Avec la normalisation des taux d’intérêts, les financières ont surperformé le SMI. Mais face à cela, la BNS a implémenté une politique du franc fort en vendant des devises étrangères pour lutter contre l’inflation importée. Dans l’ensemble, le SMI a continué sa sous-performance pendant la phase de forte appréciation du change pilotée par la BNS. Mais cela pourrait être sur le point de changer.

A long terme, la compétitivité de l’économie suisse reste forte et il est peu probable que le franc amorce une phase de baisse prolongée sur les prochaines années.

En effet, l’inflation est désormais largement maîtrisée, à 1,3% en janvier, soit significativement en dessous du plafond de 2%. La BNS commence donc à s’inquiéter du risque que l’inflation soit trop faible et que le franc fort pénalise l’industrie de façon trop marquée. Elle pourrait donc amorcer ce cycle de baisse de taux tant attendu par les investisseurs, dès le mois de mars ou au plus tard en juin.

Au-delà des décisions sur les taux d'intérêt, la BNS semble sur le point de mettre un terme à sa politique de vente de devises étrangères pour apprécier le franc suisse. Il serait temps! De notre point de vue, il est fort probable que la BNS doive adopter prochainement une démarche active d’achat de devises pour affaiblir le CHF. Bien que les fondamentaux, c'est-à-dire les excédents commerciaux et la compétitivité de la Suisse, ne suggèrent pas une faiblesse à long terme du franc, nous pensons qu'un renversement de tendance est probable en 2024. Le SMI en bénéficierait, et aussi bien les larges caps que les small caps exportatrices.

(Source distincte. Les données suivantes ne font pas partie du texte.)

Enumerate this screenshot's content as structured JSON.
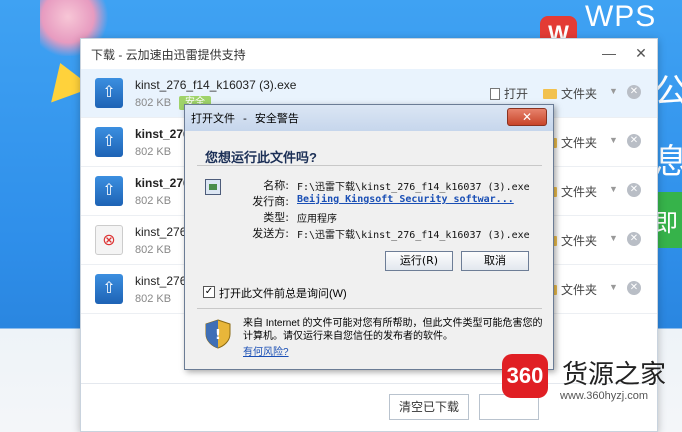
{
  "background": {
    "wps_logo": "WPS O",
    "chars": [
      "公",
      "息",
      "即"
    ]
  },
  "download_window": {
    "title": "下载 - 云加速由迅雷提供支持",
    "rows": [
      {
        "name": "kinst_276_f14_k16037 (3).exe",
        "size": "802 KB",
        "badge": "安全",
        "open": "打开",
        "folder": "文件夹"
      },
      {
        "name": "kinst_276",
        "size": "802 KB",
        "badge": "",
        "open": "",
        "folder": "文件夹"
      },
      {
        "name": "kinst_276",
        "size": "802 KB",
        "badge": "",
        "open": "",
        "folder": "文件夹"
      },
      {
        "name": "kinst_276",
        "size": "802 KB",
        "badge": "",
        "open": "",
        "folder": "文件夹"
      },
      {
        "name": "kinst_276",
        "size": "802 KB",
        "badge": "",
        "open": "",
        "folder": "文件夹"
      }
    ],
    "clear_button": "清空已下载"
  },
  "security_dialog": {
    "title": "打开文件 - 安全警告",
    "question": "您想运行此文件吗?",
    "fields": [
      {
        "label": "名称:",
        "value": "F:\\迅雷下载\\kinst_276_f14_k16037 (3).exe"
      },
      {
        "label": "发行商:",
        "value": "Beijing Kingsoft Security softwar..."
      },
      {
        "label": "类型:",
        "value": "应用程序"
      },
      {
        "label": "发送方:",
        "value": "F:\\迅雷下载\\kinst_276_f14_k16037 (3).exe"
      }
    ],
    "run_button": "运行(R)",
    "cancel_button": "取消",
    "checkbox_label": "打开此文件前总是询问(W)",
    "checkbox_checked": true,
    "warning_text": "来自 Internet 的文件可能对您有所帮助，但此文件类型可能危害您的计算机。请仅运行来自您信任的发布者的软件。",
    "risk_link": "有何风险?"
  },
  "watermark": {
    "logo": "360",
    "name": "货源之家",
    "url": "www.360hyzj.com"
  }
}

Du point de vue des valorisations, le marché suisse se négocie en ligne avec sa moyenne décennale.

Il y a donc une fenêtre pour que les actions suisses redeviennent attractives en 2024, sur la base d’une dépréciation du CHF. En revanche, à long terme, la compétitivité de l’économie suisse reste forte et il est peu probable que le franc suisse amorce une phase de baisse prolongée sur les prochaines années. Enfin, compte tenu de la nature défensive du marché suisse (les spécialistes parlent de «low beta»), il surperforme dans des phases baissières pour les actions globales et il sous-performe dans des marchés haussiers. C’est donc un marché adapté pour les investisseurs prudents, mais au prix d’une sous-performance de long terme. Cependant, après la progression des marchés actions en 2023 et les niveaux de valorisation aux Etats-Unis, tirés par la ferveur autour du thème de l’intelligence artificielle, une certaine prudence est de mise. De ce fait, au-delà de l’effet lié à la dépréciation du CHF, nous pensons que la configuration de marché devrait également favoriser les actions suisses en 2024.